「生命とは何か?」この命題を分子生物学が専門の著者がDNA発見の歴史などを織り交ぜながら、綴っていく。
生命科学が20世紀に到達した「生命とは何か?」のひとつの答えは「生命とは自己複製を行うシステムである」というものである。日本ではいまだに偉人で千円札の肖像にもなっている野口英世だが、実はその研究成果は今ではほとんど意味がないものだった、という自分にとっては驚きの話(生物学の研究者には当たり前かもしれないが)から始まり、DNAの発見にまつわる偉人達の業績を紹介しつつ、著者がアメリカで行っていたノックアウトマウスの膵臓にある細胞の研究に話は至る。
DNAが遺伝子だと示した、オズワルド・エイブリー
DNAの4文字の含有量を示した、アーウィン・シャルガフ
PCRの発明者である、キャリー・マリス
DNAの二重らせん構造を発見した、ジェームズ・ワトソンとフランシス・クリック
X線結晶学からDNAの構造を解明しようとした、ロザリンド・フランクリン
このDNAの二重らせん構造発見に至る過程も充分に心躍る読み物だったが、それを遥かに超えてドキドキするような興奮をもたらしたのは、ルドルフ・シェーンハイマーによる新しい生命観、「生命は、要素の集合である構成物ではなく、要素の流れがもたらす効果である」というものである。

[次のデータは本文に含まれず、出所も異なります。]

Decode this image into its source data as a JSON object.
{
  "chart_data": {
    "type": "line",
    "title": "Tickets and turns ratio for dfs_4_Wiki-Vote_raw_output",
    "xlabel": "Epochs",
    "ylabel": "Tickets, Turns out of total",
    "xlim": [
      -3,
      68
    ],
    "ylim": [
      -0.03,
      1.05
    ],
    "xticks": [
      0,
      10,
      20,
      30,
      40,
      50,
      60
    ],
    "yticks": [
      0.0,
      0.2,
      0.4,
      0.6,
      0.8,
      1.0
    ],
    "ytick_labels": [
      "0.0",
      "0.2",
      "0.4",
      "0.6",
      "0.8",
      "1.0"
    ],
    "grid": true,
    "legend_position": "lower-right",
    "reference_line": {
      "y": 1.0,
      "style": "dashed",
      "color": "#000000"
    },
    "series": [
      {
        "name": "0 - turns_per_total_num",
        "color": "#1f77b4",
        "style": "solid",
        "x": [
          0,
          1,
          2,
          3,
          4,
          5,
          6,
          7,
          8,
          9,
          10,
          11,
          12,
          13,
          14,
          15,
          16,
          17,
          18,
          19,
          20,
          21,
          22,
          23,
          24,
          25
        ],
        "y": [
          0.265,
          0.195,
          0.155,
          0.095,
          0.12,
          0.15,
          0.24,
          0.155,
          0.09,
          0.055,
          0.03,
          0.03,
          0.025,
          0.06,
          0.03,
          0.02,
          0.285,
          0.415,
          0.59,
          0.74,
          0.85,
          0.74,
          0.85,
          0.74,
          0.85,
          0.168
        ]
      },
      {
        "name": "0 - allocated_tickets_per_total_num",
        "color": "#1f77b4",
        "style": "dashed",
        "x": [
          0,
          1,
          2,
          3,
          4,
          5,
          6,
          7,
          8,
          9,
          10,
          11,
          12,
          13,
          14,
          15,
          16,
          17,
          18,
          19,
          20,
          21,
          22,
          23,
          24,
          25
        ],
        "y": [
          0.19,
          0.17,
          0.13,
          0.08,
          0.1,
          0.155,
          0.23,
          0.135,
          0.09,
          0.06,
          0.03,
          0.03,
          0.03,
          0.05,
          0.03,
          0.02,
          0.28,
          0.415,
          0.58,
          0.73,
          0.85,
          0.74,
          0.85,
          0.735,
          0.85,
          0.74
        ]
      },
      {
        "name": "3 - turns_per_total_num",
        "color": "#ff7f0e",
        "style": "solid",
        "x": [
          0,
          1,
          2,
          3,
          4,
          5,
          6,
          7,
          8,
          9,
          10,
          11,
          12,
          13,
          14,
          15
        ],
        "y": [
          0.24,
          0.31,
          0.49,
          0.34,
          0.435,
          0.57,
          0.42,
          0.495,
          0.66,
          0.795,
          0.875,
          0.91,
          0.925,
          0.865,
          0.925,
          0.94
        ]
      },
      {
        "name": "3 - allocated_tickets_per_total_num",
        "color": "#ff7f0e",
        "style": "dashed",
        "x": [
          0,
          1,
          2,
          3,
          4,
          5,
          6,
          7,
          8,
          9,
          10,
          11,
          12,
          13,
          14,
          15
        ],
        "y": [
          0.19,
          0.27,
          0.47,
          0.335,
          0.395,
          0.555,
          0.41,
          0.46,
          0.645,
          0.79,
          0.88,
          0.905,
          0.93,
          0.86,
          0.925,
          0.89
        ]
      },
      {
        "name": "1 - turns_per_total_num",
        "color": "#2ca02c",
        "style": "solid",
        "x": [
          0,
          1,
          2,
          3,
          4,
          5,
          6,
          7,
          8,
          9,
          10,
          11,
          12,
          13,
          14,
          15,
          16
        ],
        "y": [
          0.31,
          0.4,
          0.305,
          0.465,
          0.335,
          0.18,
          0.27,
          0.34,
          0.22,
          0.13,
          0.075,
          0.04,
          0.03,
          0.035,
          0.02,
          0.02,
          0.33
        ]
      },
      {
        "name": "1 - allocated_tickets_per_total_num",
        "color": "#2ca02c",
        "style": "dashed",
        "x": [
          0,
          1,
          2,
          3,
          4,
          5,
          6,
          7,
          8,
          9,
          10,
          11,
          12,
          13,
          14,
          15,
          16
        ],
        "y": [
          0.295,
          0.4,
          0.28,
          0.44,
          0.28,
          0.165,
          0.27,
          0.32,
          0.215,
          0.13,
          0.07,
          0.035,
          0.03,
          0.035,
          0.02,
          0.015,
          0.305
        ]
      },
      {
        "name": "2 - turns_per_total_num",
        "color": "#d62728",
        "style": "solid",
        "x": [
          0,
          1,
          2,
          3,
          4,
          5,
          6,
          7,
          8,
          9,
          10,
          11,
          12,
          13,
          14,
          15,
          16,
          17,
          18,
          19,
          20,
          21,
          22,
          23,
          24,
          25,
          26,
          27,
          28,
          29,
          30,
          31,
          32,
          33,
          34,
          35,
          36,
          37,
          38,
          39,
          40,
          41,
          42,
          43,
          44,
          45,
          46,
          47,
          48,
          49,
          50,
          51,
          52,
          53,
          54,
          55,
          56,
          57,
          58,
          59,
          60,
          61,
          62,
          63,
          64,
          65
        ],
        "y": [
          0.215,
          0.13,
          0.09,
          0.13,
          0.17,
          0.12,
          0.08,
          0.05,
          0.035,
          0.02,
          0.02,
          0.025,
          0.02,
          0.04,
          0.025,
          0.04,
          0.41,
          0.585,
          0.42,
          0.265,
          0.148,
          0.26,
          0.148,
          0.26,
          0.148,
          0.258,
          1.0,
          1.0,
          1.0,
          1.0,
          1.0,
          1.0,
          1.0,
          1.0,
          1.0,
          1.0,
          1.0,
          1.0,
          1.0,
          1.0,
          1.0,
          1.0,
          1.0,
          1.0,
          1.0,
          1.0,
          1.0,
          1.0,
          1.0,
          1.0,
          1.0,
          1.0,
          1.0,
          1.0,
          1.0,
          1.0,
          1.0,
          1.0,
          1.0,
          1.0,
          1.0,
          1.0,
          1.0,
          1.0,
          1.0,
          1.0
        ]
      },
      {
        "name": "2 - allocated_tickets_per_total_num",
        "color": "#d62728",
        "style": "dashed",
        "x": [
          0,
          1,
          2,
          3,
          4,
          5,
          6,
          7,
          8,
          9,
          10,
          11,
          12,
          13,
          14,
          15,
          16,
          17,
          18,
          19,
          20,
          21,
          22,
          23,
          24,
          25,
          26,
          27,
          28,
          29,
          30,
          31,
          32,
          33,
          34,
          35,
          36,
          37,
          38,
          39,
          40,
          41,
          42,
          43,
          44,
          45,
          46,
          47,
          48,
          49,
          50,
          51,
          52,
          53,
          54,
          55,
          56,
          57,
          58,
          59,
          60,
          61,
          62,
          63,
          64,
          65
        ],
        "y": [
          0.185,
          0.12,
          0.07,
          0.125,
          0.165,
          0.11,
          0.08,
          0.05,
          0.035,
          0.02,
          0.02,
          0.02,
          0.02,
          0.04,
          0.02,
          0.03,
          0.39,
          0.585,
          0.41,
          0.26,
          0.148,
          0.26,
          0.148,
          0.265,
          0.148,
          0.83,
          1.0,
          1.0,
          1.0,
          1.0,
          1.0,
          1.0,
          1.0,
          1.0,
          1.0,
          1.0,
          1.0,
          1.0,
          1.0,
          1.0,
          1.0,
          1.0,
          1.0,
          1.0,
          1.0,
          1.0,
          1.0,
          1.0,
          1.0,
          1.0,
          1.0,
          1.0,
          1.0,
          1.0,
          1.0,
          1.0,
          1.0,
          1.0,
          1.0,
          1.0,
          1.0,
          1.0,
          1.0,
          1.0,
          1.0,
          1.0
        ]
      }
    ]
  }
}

「自己複製するもの」として定義された生命は「動的平衡にある流れである」と再定義され、著者のノックアウトマウスの研究へと繋がる。今、こうしている自分の身体でも絶えず分子が入れ替わっているというのは全く実感がなく、にわかには信じがたいことだけど、一方で非常に刺激的な考え方であり、未知の世界のもっと先を知りたいという自分がいる。次は同じ著者の「動的平衡」を読んでみよう。